The piano is an amazing piece of art and engineering, a remarkable mechanism. Through antiquity, the Greek Muses picked the strings of the Lyre (much like the method by which guitar strings are played with a pick). These Lyrists accompanied readings of poetry, provided musical entertainment at parties, soothed the sick and played at ceremonies of many kinds. They did so on a simple strung instrument made of a sound chamber (sometimes a turtle shell), two raised wooden arms, a crossbar or yoke, gut strings, a bridge and a tailpiece.
Fast forward a few thousand plus years to another strung but percussive instrument used for all musical purposes, the modern piano. With 236 or so individual strings, it is capable of a wide dynamic range owing to tension of eighteen to thirty tons, depending upon the size of the instrument. To contain this tremendous tension, a massive wooden frame (rim) and beam structure is used. The mechanism that delivers piano hammers to the strings employs piano keys resting upon a felted and pinned keyframe, and a cradle with a mechanical device known as the action. The piano action consists of 88 wippens (repetitions) and the piano hammer mechanism. These are the parts that move when piano keys are depressed. A damping system raises and lowers dampers as notes are played. They may be operated by individual piano keys or by a foot pedal that allows for sustaining and dampening of sound. Another pedal shifts the action to change the tonal character.
Cabinetry includes the top, music desk and rack, legs, pedal lyre, fallboard (nameboard), key-slip, cheek blocks and more. It is not difficult to imagine that there might be 10,000 parts making up the modern piano!

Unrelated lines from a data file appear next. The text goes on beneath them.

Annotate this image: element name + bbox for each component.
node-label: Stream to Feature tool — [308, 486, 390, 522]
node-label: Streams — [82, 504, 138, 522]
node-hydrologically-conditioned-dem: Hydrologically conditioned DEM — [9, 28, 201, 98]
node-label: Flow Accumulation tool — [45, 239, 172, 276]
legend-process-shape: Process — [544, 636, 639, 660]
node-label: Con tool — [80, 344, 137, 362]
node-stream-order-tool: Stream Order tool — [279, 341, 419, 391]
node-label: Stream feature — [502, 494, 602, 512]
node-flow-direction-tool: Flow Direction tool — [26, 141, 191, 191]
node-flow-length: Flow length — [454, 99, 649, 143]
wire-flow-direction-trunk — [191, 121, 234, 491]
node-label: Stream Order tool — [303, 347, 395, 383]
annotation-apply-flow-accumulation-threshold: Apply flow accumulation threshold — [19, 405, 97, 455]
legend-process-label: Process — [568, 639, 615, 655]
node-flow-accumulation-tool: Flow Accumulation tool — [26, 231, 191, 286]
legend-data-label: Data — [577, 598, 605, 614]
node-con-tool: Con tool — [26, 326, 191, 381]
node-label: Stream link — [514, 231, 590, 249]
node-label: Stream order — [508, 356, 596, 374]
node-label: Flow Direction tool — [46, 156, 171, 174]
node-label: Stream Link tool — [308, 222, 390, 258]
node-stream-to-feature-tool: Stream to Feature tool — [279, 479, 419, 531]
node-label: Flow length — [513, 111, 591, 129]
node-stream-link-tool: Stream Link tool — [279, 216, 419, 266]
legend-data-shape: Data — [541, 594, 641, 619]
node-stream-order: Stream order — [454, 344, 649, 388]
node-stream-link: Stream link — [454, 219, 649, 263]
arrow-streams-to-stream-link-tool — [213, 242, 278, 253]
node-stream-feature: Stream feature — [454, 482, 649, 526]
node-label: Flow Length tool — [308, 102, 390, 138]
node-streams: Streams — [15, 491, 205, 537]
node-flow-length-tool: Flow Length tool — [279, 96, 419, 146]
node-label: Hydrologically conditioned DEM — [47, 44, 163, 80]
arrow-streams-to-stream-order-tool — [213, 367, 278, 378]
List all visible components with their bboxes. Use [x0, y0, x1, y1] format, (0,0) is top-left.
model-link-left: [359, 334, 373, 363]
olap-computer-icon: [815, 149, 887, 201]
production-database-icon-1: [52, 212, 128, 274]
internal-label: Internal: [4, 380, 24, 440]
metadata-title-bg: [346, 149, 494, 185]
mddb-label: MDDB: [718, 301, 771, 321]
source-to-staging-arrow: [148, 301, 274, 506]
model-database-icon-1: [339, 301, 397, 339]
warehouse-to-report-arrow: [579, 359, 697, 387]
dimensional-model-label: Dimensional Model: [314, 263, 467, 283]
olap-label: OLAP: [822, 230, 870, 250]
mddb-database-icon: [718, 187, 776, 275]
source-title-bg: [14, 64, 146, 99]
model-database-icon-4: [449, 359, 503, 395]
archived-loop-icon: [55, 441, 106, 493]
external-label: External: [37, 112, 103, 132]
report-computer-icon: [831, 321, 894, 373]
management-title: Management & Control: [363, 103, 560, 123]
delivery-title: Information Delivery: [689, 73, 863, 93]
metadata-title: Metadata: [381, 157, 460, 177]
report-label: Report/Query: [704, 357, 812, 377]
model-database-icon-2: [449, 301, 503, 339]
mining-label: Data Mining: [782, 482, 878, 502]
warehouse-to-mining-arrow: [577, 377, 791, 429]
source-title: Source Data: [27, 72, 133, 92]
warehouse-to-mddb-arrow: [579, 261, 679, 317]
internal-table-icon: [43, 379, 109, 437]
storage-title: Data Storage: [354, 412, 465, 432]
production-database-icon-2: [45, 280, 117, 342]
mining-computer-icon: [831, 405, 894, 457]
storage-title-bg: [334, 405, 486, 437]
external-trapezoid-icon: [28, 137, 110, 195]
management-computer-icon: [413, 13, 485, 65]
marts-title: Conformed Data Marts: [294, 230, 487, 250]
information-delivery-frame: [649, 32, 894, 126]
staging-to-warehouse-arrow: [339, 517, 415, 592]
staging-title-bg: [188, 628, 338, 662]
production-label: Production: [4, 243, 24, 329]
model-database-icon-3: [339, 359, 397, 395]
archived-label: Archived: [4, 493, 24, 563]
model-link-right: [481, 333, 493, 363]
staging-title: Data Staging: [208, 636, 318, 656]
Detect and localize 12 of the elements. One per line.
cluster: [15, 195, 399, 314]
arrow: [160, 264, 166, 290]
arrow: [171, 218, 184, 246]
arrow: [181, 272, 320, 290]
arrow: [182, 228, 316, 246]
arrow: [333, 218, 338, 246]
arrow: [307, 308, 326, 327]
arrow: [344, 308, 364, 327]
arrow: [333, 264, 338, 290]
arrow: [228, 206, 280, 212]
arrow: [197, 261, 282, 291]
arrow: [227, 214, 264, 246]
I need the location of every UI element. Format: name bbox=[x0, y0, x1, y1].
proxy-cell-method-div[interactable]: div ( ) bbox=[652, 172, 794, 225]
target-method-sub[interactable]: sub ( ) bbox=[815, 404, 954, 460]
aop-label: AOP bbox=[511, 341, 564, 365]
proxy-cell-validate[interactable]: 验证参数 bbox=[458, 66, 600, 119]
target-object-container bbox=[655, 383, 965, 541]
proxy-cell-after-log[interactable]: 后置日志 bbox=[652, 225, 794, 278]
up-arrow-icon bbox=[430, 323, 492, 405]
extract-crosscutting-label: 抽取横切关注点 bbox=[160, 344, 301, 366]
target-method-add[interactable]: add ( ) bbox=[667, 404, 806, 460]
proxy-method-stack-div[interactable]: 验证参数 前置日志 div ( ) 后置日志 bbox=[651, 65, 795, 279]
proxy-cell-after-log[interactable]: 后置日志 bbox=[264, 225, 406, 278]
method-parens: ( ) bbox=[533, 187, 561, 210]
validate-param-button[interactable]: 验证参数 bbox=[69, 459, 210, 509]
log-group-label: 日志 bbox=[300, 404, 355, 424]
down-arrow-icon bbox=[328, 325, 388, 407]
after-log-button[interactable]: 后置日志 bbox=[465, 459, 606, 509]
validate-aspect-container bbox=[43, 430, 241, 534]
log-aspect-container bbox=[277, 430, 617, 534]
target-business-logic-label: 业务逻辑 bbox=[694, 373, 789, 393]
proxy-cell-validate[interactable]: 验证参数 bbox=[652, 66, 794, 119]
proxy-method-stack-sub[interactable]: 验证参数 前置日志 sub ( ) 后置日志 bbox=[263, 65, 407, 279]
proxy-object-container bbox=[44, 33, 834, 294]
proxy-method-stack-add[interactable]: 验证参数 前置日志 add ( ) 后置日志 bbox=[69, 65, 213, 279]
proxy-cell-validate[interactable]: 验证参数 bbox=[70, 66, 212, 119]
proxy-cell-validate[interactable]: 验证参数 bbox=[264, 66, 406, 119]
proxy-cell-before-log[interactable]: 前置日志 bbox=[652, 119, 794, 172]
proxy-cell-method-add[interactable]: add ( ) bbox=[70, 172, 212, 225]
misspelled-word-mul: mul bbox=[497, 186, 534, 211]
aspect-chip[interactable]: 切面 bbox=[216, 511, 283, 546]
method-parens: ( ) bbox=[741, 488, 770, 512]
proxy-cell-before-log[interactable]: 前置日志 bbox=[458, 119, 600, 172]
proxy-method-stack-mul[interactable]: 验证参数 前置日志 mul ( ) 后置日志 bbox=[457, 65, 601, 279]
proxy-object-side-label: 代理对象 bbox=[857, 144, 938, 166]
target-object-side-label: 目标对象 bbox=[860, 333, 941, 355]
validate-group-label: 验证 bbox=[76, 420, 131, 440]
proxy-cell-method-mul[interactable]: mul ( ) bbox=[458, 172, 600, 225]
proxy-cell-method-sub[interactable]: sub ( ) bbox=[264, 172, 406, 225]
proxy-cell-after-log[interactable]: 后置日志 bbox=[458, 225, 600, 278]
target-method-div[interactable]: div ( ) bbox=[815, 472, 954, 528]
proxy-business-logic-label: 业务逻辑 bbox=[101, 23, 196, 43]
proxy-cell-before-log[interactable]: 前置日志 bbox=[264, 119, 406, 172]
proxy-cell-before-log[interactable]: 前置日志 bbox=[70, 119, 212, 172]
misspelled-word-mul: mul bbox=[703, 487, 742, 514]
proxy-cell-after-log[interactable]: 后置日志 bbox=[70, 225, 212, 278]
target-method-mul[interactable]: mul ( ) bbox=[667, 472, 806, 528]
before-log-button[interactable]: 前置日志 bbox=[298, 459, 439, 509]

The challenge for an accomplished piano technician is to optimize feel and sound, then replicate the touch sensation and tone color present in all notes. The terms for the process of adjusting touch and tone in a piano are regulation and voicing. Both processes require multiple subtle adjustments to all 88 notes…keys and piano hammers. The many expressions that the piano is capable of producing are made possible by the complexities and engineering of fine pianos, cared for by piano technicians making critical adjustments, and played by accomplished pianists.